Paul advised avoiding a monolithic architecture where you need to learn the entire system to get things done. You don’t need to (and can’t) do that with Drupal. Instead, use it wisely and people can be productive on different levels.


Next was Benn Finn. Ben is one of the co-founders of Sibelius, and shared some insights into how ideas new features for Sibelius were prioritised.

Functionality isn’t the only thing that can be deemed a new feature. Rather, anything that’s a marketable benefit to a customer should be considered. That could be an improved interface, compatibility, better speed etc.

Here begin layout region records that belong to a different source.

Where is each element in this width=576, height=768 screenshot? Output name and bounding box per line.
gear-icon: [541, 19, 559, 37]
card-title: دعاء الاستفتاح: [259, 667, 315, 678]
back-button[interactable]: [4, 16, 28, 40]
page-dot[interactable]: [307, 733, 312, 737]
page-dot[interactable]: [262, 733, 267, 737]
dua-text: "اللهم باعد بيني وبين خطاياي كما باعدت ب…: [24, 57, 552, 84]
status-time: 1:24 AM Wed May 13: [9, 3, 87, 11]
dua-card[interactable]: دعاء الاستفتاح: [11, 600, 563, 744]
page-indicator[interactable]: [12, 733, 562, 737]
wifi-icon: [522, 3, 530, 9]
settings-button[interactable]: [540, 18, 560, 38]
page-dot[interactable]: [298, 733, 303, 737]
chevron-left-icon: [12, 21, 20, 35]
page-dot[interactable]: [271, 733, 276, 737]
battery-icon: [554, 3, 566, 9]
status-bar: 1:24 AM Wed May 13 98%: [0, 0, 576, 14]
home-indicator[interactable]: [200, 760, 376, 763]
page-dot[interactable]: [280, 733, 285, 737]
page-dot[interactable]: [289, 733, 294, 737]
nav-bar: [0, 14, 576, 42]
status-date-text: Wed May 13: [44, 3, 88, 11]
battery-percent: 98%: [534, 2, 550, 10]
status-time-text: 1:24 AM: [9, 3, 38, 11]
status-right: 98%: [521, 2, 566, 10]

There are always more ideas than it’s possible to implement, so we need to choose carefully.

Ideas can come from yourself, your customers or developers. Often these people alone don’t have a big enough picture of what you’re doing to suggesting solutions, nor can they tell you how to prioritise your features.

Companies often choose features by gut feel, but gut feel is a really unreliable method to choose what to prioritise. People tend to choose features that excite them personally, there is a bias towards bigger features. Instead we need to do a cost benefit analysis: feature priority = benefit / cost. It’s hard to predict these values, but we can start by identifying the proportion of users who will use a feature, multiplied by how much they will pay, and divide by the development time. Then review your estimates later to see how accurate they were. Ben went into detail about how they did this at Sibelius.


After lunch Alex Elkins spoke (at short notice!) on problems not solutions. Alex advised caution in focusing on solutions too early on. Identifying a problem is the key to having a successful product or service, and this must happen first before before we try to come up with a solution. Many unsuccessful products are a result of not solving a real problem. So what makes a problem a good candidate to try to solve? It needs to be valid, important, well defined, actionable and not already have a solution.


To finish, Sarah Wood, founder of Unruly, gave a keynote interview. Sarah shared her story of how she came to found Unruly, after working in academia and wanting to have more time with family and make a bigger impact. Unruly’s’ work includes the We’re the Superhumans video promoting the Paralympics.

Successful video content needs two things in order for it to be shared. Firstly, it must solicit an emotion. Make someone laugh or cry, surprise, shock, or inspire. Secondly, invoke a social motivation to do something with that feeling.

Sarah wouldn’t do anything differently if she did it all again. She advised not to focus too much on what you would have done, instead look at what you’re doing now, and what you want to do differently both now and in future.


It was a great day, I learnt a lot and had some great conversations. I’m looking forward to the rest of the weekend.